Commentary

People, Not Perishables: Time For The Cookie To Crumble

The cookie has had a good run. The heart of digital marketing for almost 20 years, it is still surprisingly relevant. Earlier this year, eMarketer predicted that programmatic marketing, which depends on cookies, would make up more than two thirds of all digital display, with significant continued growth into 2017. Those predictions are probably not far off.

But there is a problem looming, and it’s called mobile. The Wall Street Journal reported that not only does mobile Internet access continue to grow, but, for the first time, there’s a corresponding decline in time spent on desktop access. The way people are accessing the Internet is changing, and it doesn’t bode well for cookies.

The fact is cookies just don’t work well in a mobile environment. They represent perishable data points that suffer from serious issues in all situations, and particularly in a mobile device.

But what is the option? What do we, as an industry, do to advance a better solution?

One popular answer is developing probabilistic algorithms to identify users across devices.
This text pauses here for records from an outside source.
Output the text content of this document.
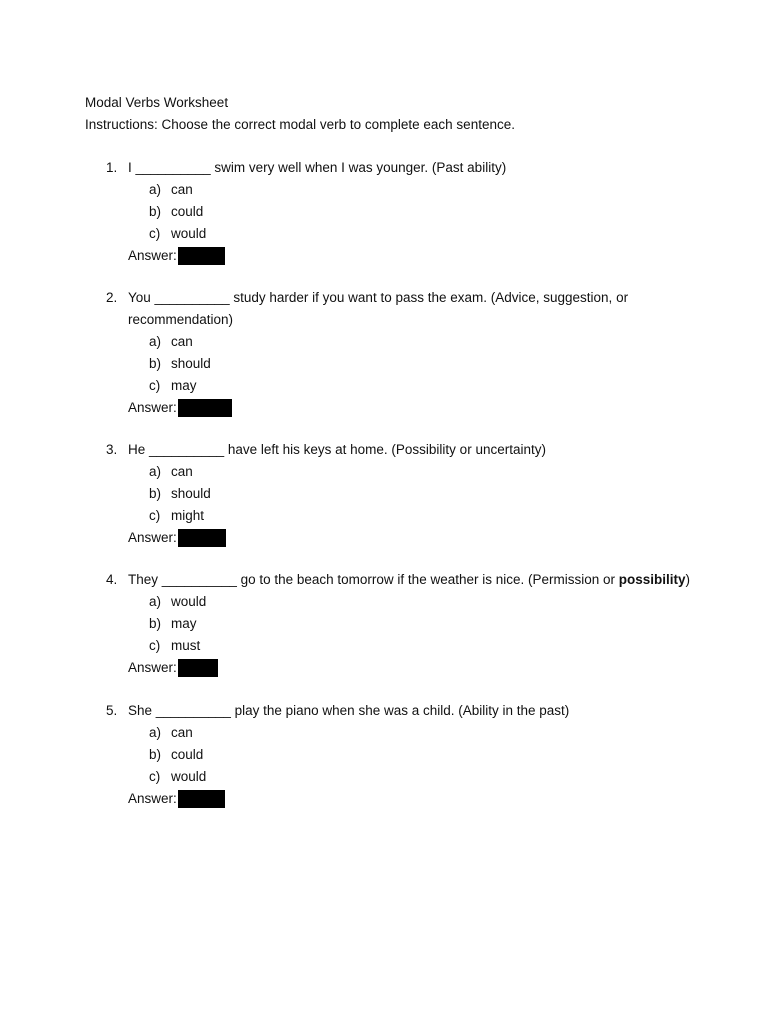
Modal Verbs Worksheet
Instructions: Choose the correct modal verb to complete each sentence.
1. I __________ swim very well when I was younger. (Past ability)
a) can
b) could
c) would
Answer:
2. You __________ study harder if you want to pass the exam. (Advice, suggestion, or
recommendation)
a) can
b) should
c) may
Answer:
3. He __________ have left his keys at home. (Possibility or uncertainty)
a) can
b) should
c) might
Answer:
4. They __________ go to the beach tomorrow if the weather is nice. (Permission or possibility)
a) would
b) may
c) must
Answer:
5. She __________ play the piano when she was a child. (Ability in the past)
a) can
b) could
c) would
Answer:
This is a cute idea, but flawed.  The reality is that when marketers load their CRM (customer relationship management) data through a match partner into any of the common onboarding solutions, there is an immediate degradation of quality that occurs. The fidelity of the cookie is compromised out of the gate.

Matching these cookies through a probabilistic algorithm to device IDs compounds the problem. In the end, it is like having someone who speaks Greek try and translate Latin to someone who only understands ancient Egyptian. The idea is flawed on its face, and clearly not effective or prudent.   

But what do we do instead?  We need targeting to make programmatic media effective from a decisioning basis, but the basic technologies that are commonplace in the market aren’t capable of delivering the necessary precision to make this possible.

There is a solution. The idea is to start with people — specific individuals — and not cookie data.  We can do this by leveraging CRM companies like Merkle, Zeta Interactive, and others.  By combining the user-level data they make available with the data of publishers, and potentially even the data of the walled gardens, we can create true matches, bound to the safe harbor matching of personal information at the time of ad render.  

"There's no substitute for the highest fidelity and quality of CRM and consumer data at the person level as the core for planning, activation and measurement.  Advertisers and publishers need to re-think their models and make enablement of this a priority. This will ultimately transform the industry from proxies to people-based at scale in an increasingly mobile-first world,” said Gerry Bavaro, Merkle's SVP, enterprise solutions.

This approach provides, finally, a truly cookie-less, people-based solution that works accurately across all platforms, including mobile. Further, it offers a solution that doesn’t experience the fidelity degradation issues endemic to cookies.   

This shift changes the game completely. For the first time, marketers can plan and activate media against directly targeted, flesh-and-blood individuals, instead of the cookies that have historically served as proxies for these users. This represents major advance in our ability to craft truly meaningful and relevant marketing communications with consumers.

The cookie has had a good run, but it is time for something new. We are at a point where we can shift from a perishable cookie approach to a people-based, CRM driven targeting solution. It’s time we kill the cookie, and focus on the people.